I’ve been using PCs for the better part of two decades, and in all that time, I’ve used Windows’ calculator maybe four times. As such, that the following has never been noticed by me isn’t exactly surprising, and if the breadth of your experience with the program is anywhere as vast as mine, it’s not surprising that you haven’t noticed, either. But apparently, Windows’ calculator is lying to you.

According to Windows calculator, two minus two doesn’t equal zero.

That’s not exactly true, but kinda. Be a peach and open up Windows’ calc for a second, would you? Thanks, you’re the best. Alright, find the square root of four (using the square root button, not just hitting 2… even though it’s 2). Now subtract 2 from the resulting 2.

Should be zero, right? Isn’t that weird? Who knows how many long years this ghost has been in the machine. My guess: many.

**ADDENDUM**: A mathematically-inclined friend of mine has pointed out as I write this that the true square root of four is not, in fact, *exactly* two. So the ‘buggy’ answer we’re getting is apparently the true remainder of subtracting 2 from the square root of 4. For all intents and purposes, the number we’re getting is so close to zero it hurts, but it’s not entirely as erroneous as I’m making it out to be.

If you ask me, then, Windows calculator is just lying about that first 2 being 2.

Jerk.

[youtube]http://www.youtube.com/watch?v=oBNyBhzu8zI[/youtube]

Guilherme says

-8,1648465955514287168521180122928e-39 here running on Windows Seven.

I’m using the Windows Calculator since i’ve discovered it, but for some easy calcs only, never square roots or something like that (I got a calculator for that kind of calcs), and I’m surprised that i’ve never noticed something like that even not using them.
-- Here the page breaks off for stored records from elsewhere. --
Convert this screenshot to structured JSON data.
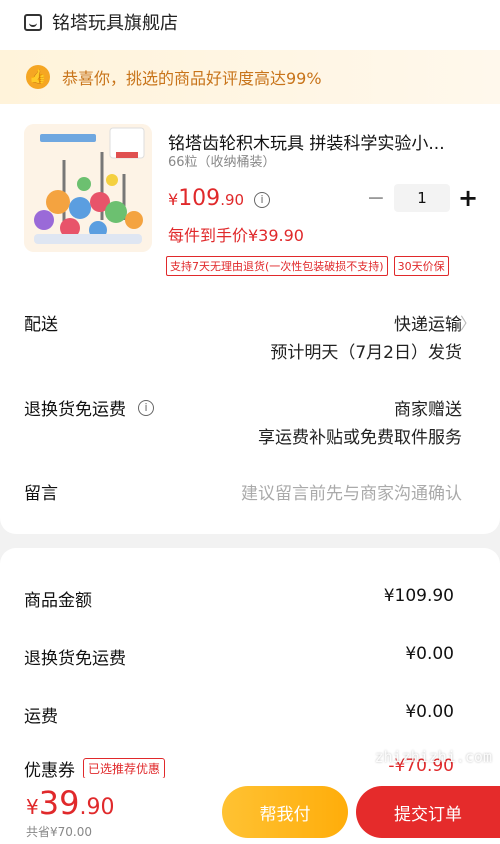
{
  "store": {
    "name": "铭塔玩具旗舰店",
    "icon": "store-icon"
  },
  "banner": {
    "text": "恭喜你，挑选的商品好评度高达99%",
    "icon": "thumbs-up-icon"
  },
  "product": {
    "title": "铭塔齿轮积木玩具 拼装科学实验小...",
    "spec": "66粒（收纳桶装）",
    "price_yen": "¥",
    "price_main": "109",
    "price_dec": ".90",
    "quantity": "1",
    "per_price": "每件到手价¥39.90",
    "tags": [
      "支持7天无理由退货(一次性包装破损不支持)",
      "30天价保"
    ],
    "accent_color": "#e0292b"
  },
  "delivery": {
    "label": "配送",
    "method": "快递运输",
    "eta": "预计明天（7月2日）发货"
  },
  "return_shipping": {
    "label": "退换货免运费",
    "value": "商家赠送",
    "desc": "享运费补贴或免费取件服务"
  },
  "message": {
    "label": "留言",
    "placeholder": "建议留言前先与商家沟通确认"
  },
  "summary": {
    "goods": {
      "label": "商品金额",
      "value": "¥109.90"
    },
    "return_fee": {
      "label": "退换货免运费",
      "value": "¥0.00"
    },
    "shipping": {
      "label": "运费",
      "value": "¥0.00"
    },
    "coupon": {
      "label": "优惠券",
      "tag": "已选推荐优惠",
      "value": "-¥70.90"
    }
  },
  "footer": {
    "total_yen": "¥",
    "total_main": "39",
    "total_dec": ".90",
    "total_sub": "共省¥70.00",
    "help_button": "帮我付",
    "pay_button": "提交订单"
  },
  "watermark": "zhizhizhi.com"
}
Ask for that friend of yours what he thinks about diferent results for the same “pointless” calc made in diferent versions of Windows Calculator.

Benjamin Rothschild says

My guess is that the algorithm the calculator uses to find square root is not perfect. Maybe they use a taylor approximation or something like that. Nice find though

John Knights says

How is the square root of 4 not precisely 2? That is complete nonsense. It’s actually +2 and -2 but it is an integer. Benjamin is probably actually correct. It’s an approximation algorithm that still exists from the early days of Windows.
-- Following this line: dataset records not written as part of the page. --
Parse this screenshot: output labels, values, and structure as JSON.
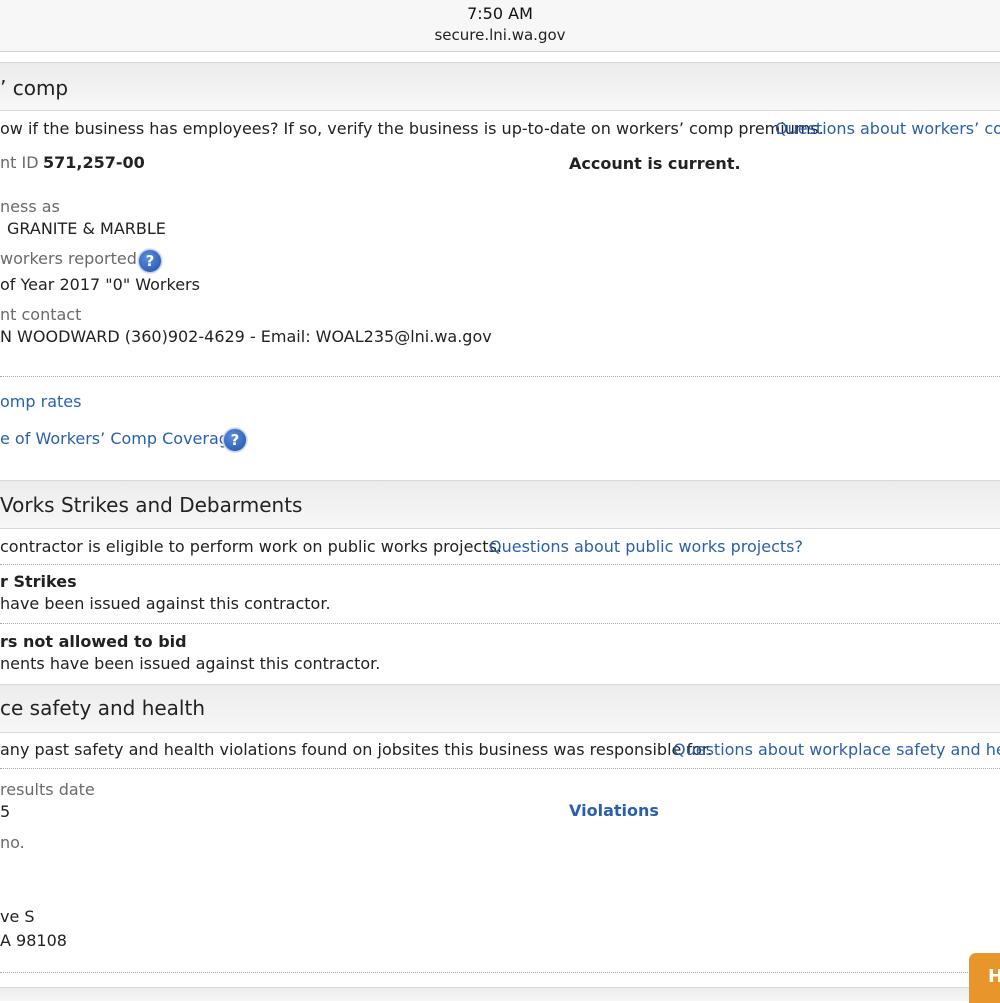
{
  "status_bar": {
    "time": "7:50 AM",
    "url": "secure.lni.wa.gov"
  },
  "workers_comp": {
    "title": "’ comp",
    "intro_text": "ow if the business has employees? If so, verify the business is up-to-date on workers’ comp premiums.",
    "intro_link": "Questions about workers’ com",
    "account_id_label": "nt ID",
    "account_id_value": "571,257-00",
    "account_status": "Account is current.",
    "dba_label": "ness as",
    "dba_value": "GRANITE & MARBLE",
    "workers_label": "workers reported",
    "workers_value": "of Year 2017 \"0\" Workers",
    "contact_label": "nt contact",
    "contact_value": "N WOODWARD (360)902-4629 - Email: WOAL235@lni.wa.gov",
    "rates_link": "omp rates",
    "coverage_link": "e of Workers’ Comp Coverage",
    "help_glyph": "?"
  },
  "public_works": {
    "title": "Vorks Strikes and Debarments",
    "intro_text": "contractor is eligible to perform work on public works projects.",
    "intro_link": "Questions about public works projects?",
    "strikes_label": "r Strikes",
    "strikes_value": "have been issued against this contractor.",
    "bid_label": "rs not allowed to bid",
    "bid_value": "nents have been issued against this contractor."
  },
  "safety": {
    "title": "ce safety and health",
    "intro_text": "any past safety and health violations found on jobsites this business was responsible for.",
    "intro_link": "Questions about workplace safety and heal",
    "date_label": "results date",
    "date_value": "5",
    "violations_link": "Violations",
    "no_label": "no.",
    "address_line1": "ve S",
    "address_line2": "A 98108"
  },
  "help_tab": {
    "label": "H"
  },
  "colors": {
    "link": "#2a5fae",
    "help_icon": "#1f4fa8",
    "tab": "#e8952b"
  }
}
Incidentally the same calculation on mac calculator is 0.

TyphoidHippo says

I think you either misunderstood your friend, or he was just telling you nonsense for kicks. The square root of 4 is 2. Period. Perhaps the entries for square root and multiplication in a dictionary could help clear this up for your friend if he seriously told you otherwise – I’d also say that in that case you’re the mathematically inclined of the two of you….clearly.

What you’re seeing is the cumulative effects of floating point precision errors…there’s no way around these in programs that use floating point numbers to perform calculations. The bottom line is that there’s just not very much detail in 32 bits, so not all numbers can be represented. 64 and 80 bit doubles are significantly better, but they are still not exact (and Microsoft’s compilers don’t even support 80 bit long doubles anyway, as far as I know, at least). The problem is most definitely not specific to Windows’ calculator. You’re closer than you realize about the lying comment, too. code like this: “if (abs(result)<epsilon) return 0;" is a common quick-fix when printing almost-zero results is distracting and/or misleading.

Google IEEE 754

Jeremy Burns says

I haven’t looked more into the actual problem with the calculator, but if type in 4 and get the square root of that it is 2. Now instead of trying 2, try subtracting 1….the answer is 1. The square of 64 is 8 and if you subtract 8 from that on the calculator it will be 1.10707409665568e-19. However, if you subtract 7 from that it will be 1. My guess is when you type that number Windows doesn’t see it, if it is the same number then you get the miscalculation. It could probably be fixed but until then just remember that 2-2=0 and so on…..thanks

Samanosuke Akechi says

I am on a Mac OS X Snow Leopard I just tried the calculator and the formula square for 4 minus 2 does equal 0. It seem that Apple know how to count better than Microsoft.

mf says

not so sure about OS X… try e.g. 1 minus 1.1 and you get 0.1 instead of -0.1. or 95 minus 95.6 and you get 0.6 instead of -0.6 etc. however the paper tape shows the correct results.